In a large pan on medium heat, add the vegetable oil. Cook until it begins to swirl, then add the ginger, garlic and green onions. Cook briefly until everything is fragrant, about 2 minutes. Add the chicken, then toss and remove from the heat. Add the sauce and stir to coat. Allow to cool completely or refrigerate until ready to make dumplings.
To make the dumplings, in the center of each wonton wrapper, add about 1 tablespoon filling. Dip your finger or a brush in water and run it along the outer edges of the wrapper. Fold the wonton in half while pressing out all the air and continue for the rest until done. You can freeze them or steam them at this point.
In a large pan or pot, add 2 to 4 inches of water. Place a steamer basket on top of the water, making sure that the water does not touch the lowest level of the basket shelf.

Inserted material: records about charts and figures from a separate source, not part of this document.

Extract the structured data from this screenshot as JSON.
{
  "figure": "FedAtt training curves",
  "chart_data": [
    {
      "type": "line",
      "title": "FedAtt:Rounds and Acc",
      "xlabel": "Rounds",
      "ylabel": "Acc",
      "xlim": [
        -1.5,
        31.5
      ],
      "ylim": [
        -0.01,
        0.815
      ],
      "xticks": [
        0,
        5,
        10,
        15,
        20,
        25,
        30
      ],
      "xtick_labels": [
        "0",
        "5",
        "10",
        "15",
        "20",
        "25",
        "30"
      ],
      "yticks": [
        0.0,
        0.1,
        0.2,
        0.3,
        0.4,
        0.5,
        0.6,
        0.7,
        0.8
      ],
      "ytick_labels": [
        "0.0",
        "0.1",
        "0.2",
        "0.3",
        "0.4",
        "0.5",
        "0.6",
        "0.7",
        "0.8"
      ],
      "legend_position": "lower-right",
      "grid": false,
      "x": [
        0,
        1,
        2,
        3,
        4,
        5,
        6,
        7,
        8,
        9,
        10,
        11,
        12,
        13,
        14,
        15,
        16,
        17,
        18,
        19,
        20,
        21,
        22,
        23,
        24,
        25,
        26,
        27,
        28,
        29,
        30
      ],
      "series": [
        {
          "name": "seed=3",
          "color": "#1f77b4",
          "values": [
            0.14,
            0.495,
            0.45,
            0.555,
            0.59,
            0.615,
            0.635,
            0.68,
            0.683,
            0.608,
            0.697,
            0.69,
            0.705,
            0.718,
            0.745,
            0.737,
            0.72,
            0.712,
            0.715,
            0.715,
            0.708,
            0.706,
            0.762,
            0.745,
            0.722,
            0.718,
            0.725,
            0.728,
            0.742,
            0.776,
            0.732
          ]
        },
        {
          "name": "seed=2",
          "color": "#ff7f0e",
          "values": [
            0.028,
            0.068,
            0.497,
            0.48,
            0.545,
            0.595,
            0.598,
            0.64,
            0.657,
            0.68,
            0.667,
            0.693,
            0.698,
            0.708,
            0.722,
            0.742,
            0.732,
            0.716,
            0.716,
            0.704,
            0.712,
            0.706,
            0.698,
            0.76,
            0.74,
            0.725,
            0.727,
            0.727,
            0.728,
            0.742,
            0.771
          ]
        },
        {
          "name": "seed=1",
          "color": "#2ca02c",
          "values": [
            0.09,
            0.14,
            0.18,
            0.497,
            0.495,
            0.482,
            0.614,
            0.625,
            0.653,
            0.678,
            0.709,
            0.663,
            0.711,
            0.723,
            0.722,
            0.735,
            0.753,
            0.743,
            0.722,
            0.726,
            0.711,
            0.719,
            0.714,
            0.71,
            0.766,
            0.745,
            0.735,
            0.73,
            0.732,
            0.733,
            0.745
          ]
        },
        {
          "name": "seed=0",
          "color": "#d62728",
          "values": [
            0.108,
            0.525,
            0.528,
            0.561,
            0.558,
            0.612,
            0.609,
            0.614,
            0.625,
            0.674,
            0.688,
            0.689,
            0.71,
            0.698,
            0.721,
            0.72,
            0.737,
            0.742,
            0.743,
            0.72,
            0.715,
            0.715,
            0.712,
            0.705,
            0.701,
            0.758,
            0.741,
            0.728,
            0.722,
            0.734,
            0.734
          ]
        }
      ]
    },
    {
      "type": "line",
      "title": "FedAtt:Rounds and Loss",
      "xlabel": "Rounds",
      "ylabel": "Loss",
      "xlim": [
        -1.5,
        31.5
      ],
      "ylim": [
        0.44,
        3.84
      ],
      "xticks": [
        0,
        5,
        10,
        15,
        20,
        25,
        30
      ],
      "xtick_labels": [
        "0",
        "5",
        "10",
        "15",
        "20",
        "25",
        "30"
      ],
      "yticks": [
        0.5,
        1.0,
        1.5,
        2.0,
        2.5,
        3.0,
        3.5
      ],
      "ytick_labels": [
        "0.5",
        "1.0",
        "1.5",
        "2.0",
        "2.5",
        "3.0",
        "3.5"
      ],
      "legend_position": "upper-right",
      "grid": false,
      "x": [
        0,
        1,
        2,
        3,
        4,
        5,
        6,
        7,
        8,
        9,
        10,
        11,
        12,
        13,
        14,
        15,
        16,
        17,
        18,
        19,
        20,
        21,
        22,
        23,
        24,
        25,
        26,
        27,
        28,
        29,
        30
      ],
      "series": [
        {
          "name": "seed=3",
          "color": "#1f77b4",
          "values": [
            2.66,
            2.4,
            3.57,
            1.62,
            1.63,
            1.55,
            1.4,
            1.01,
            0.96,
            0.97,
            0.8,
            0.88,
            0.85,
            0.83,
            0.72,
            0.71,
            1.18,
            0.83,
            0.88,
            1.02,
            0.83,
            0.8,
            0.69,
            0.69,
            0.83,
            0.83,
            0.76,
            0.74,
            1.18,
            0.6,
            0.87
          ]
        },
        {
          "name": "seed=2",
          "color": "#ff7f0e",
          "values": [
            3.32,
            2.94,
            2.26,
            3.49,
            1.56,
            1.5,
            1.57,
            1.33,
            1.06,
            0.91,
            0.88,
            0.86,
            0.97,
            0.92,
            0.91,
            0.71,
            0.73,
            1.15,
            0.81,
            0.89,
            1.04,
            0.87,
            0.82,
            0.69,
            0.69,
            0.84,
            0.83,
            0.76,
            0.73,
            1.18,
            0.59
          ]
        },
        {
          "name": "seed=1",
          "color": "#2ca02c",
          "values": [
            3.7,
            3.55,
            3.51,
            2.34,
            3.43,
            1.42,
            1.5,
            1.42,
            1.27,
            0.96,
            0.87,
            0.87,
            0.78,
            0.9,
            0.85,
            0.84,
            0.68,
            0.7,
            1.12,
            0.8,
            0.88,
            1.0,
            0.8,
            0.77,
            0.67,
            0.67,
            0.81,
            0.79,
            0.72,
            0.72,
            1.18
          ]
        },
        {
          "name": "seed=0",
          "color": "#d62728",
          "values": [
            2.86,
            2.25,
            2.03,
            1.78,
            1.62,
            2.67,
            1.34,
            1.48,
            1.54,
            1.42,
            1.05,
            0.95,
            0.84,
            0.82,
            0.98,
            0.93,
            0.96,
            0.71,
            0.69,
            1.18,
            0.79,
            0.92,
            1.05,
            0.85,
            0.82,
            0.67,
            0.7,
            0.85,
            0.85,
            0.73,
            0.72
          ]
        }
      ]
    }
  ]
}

Outfit the basket with parchment paper cut to size with several venting holes and grease lightly with cooking spray. Place the dumplings in the basket and cover. Bring the water to a simmer and steam the dumplings until the wontons are done, 10 to 15 minutes.
For the dipping sauce: In a medium bowl, whisk together the peanut butter, honey, sambal, soy sauce, rice wine vinegar and enough warm water to loosen the sauce. Top with the sesame seeds. Serve with the steamed dumplings.